Australia: RBA cuts rates in June on weak inflation and higher unemployment
At its 4 June monetary policy meeting, the Reserve Bank of Australia (RBA) cut the cash rate to a fresh all-time low of 1.25% from 1.50%, where it had been since August 2016. The move matched expectations of a rate cut due to low inflation and subdued economic activity. Moreover, the RBA did not rule out a further rate cut in case the labor market underperforms.

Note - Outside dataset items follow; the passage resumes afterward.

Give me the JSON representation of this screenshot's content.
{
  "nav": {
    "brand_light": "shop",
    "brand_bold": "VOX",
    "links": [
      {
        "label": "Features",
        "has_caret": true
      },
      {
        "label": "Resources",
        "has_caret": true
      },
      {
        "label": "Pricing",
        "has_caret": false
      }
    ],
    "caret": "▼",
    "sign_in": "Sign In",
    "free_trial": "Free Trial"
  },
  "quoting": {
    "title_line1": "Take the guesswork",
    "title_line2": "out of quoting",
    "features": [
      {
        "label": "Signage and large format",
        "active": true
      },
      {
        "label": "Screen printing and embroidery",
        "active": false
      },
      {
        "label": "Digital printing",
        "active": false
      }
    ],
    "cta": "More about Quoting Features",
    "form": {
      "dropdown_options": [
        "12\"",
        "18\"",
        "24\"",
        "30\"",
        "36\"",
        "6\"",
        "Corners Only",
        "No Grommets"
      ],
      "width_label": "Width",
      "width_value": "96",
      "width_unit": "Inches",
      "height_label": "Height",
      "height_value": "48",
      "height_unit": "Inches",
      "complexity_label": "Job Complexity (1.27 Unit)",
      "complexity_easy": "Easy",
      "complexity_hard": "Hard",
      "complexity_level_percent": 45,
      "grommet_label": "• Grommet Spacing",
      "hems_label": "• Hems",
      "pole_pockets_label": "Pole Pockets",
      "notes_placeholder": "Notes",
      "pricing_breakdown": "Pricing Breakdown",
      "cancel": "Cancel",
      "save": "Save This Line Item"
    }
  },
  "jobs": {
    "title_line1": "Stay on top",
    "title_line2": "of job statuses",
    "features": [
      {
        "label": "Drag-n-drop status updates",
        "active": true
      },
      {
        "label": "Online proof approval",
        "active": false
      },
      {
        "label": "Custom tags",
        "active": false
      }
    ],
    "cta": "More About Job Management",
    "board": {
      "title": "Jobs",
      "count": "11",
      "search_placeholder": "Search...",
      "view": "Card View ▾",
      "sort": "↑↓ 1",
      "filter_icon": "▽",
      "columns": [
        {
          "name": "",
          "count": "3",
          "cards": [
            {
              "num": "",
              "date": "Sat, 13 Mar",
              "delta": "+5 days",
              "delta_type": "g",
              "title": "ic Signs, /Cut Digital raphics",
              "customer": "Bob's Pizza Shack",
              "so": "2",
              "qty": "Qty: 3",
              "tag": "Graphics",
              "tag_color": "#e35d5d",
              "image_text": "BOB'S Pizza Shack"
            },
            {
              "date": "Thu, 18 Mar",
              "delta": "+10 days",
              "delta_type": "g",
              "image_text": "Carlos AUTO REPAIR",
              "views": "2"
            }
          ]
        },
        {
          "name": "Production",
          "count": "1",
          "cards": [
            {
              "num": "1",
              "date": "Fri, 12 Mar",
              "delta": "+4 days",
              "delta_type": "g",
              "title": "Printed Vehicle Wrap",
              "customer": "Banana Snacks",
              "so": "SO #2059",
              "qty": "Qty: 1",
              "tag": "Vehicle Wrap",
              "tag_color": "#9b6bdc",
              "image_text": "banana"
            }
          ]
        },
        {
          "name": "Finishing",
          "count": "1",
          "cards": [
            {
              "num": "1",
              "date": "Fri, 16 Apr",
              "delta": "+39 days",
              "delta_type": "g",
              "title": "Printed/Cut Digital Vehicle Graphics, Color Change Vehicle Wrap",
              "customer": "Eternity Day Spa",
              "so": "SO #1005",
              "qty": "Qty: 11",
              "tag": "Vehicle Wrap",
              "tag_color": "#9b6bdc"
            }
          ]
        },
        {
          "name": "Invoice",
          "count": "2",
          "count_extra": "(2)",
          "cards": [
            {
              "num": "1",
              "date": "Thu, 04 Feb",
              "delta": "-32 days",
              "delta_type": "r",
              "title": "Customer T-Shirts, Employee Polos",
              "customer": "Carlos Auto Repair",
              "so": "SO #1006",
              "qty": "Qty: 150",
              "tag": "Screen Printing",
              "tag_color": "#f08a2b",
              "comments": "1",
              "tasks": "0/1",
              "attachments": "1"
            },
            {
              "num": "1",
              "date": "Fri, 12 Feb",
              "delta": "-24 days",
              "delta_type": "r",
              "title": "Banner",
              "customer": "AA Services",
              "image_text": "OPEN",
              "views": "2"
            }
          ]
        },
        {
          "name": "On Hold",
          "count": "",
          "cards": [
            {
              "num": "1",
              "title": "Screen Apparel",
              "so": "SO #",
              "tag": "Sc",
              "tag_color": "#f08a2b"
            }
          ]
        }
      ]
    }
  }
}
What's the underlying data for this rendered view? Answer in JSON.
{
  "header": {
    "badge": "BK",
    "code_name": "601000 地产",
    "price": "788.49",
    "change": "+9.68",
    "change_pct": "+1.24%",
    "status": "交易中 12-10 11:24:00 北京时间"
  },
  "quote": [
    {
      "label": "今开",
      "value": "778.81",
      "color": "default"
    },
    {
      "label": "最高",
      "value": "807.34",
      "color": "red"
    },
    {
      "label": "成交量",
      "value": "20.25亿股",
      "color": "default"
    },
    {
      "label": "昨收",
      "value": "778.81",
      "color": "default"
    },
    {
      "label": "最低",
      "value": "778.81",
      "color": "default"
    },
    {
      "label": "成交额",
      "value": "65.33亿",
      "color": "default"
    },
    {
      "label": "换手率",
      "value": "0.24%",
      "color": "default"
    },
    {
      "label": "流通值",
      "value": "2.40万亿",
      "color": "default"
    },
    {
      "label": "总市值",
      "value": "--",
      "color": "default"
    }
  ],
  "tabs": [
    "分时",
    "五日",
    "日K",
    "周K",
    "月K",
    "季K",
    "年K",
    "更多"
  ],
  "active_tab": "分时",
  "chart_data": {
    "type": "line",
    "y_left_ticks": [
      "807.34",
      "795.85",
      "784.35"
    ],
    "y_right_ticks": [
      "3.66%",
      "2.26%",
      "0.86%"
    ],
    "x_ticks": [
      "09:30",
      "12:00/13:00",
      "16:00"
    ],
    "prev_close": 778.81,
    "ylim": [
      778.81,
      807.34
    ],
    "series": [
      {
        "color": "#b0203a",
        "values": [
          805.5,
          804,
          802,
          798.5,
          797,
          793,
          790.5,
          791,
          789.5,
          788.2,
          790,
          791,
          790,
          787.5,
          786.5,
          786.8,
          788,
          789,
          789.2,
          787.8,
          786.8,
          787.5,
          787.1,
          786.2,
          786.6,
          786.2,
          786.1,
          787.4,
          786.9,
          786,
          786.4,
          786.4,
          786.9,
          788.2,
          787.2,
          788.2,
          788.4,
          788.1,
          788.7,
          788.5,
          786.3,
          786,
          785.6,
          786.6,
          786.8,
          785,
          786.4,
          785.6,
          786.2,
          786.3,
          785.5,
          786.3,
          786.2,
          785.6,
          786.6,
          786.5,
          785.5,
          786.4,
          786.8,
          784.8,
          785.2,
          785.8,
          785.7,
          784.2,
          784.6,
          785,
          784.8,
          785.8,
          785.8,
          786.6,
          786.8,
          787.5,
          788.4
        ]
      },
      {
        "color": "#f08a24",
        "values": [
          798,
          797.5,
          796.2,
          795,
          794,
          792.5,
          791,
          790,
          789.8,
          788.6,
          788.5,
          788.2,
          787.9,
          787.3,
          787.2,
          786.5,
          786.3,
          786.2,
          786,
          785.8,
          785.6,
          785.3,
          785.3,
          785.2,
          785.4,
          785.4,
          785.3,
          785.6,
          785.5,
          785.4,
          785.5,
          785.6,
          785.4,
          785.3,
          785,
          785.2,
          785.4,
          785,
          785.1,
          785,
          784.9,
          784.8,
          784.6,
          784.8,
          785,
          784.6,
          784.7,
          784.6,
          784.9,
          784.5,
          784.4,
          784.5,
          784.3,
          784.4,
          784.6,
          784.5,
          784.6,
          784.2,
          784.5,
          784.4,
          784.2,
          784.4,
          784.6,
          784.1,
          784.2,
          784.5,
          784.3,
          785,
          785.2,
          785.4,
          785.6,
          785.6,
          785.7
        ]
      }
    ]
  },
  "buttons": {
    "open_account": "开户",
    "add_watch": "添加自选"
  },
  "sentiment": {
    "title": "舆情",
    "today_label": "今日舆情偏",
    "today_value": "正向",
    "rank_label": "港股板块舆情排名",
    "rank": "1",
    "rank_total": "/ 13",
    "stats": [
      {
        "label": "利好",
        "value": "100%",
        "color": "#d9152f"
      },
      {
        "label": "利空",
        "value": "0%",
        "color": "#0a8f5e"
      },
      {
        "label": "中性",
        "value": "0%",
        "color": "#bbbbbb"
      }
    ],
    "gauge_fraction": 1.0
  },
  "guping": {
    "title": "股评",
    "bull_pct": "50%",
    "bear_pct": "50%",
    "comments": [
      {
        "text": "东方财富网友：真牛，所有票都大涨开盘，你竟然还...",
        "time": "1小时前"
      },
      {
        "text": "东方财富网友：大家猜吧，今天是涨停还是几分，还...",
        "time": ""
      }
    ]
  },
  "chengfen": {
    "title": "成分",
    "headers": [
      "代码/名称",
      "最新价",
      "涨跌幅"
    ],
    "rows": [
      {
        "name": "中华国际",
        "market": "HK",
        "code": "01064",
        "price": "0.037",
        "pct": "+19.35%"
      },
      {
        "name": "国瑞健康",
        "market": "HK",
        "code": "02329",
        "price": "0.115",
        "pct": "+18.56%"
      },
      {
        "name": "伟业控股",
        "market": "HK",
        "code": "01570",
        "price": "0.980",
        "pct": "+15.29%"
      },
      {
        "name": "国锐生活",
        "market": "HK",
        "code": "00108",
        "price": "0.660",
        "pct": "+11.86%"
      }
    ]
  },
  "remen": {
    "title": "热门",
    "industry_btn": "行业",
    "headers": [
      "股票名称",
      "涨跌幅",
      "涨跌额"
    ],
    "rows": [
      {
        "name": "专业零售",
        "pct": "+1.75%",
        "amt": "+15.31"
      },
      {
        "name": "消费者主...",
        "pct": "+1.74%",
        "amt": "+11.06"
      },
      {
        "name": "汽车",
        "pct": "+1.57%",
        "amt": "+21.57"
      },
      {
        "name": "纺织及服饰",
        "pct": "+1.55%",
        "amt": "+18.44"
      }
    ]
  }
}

Stubbornly-low inflation, a pick-up in unemployment and heightened global trade tensions were behind the Bank’s decision to reduce the policy rate. Inflation slowed to 1.3% in Q1 from Q4’s 1.8%, landing further below the Bank’s 2.0%–3.0% target, while the unemployment rate rose to 5.2% in April from March’s 5.1%. Moreover, subdued retail sales in Q1 and the first drop in retail sales in April point to a further weakening in consumer spending, which is being weighed down by sluggish wage growth, high levels of debt and a continued—albeit recently softening—correction in house prices. That said, robust non-mining business and infrastructure investment continues to underpin economic activity, while wage growth is picking up some steam. Against this backdrop, the Bank projects underlying inflation of 1.8% in 2019, before accelerating to 2.0% in 2020.
The Reserve Bank of Australia cited exacerbating global trade disputes and weakening investment intentions as the main downside risks to the global outlook. The communiqué suggests the RBA will leave the doors open to some further monetary policy loosening in the near-term, which will ultimately depend on the evolution of the labor market and spare capacity utilization.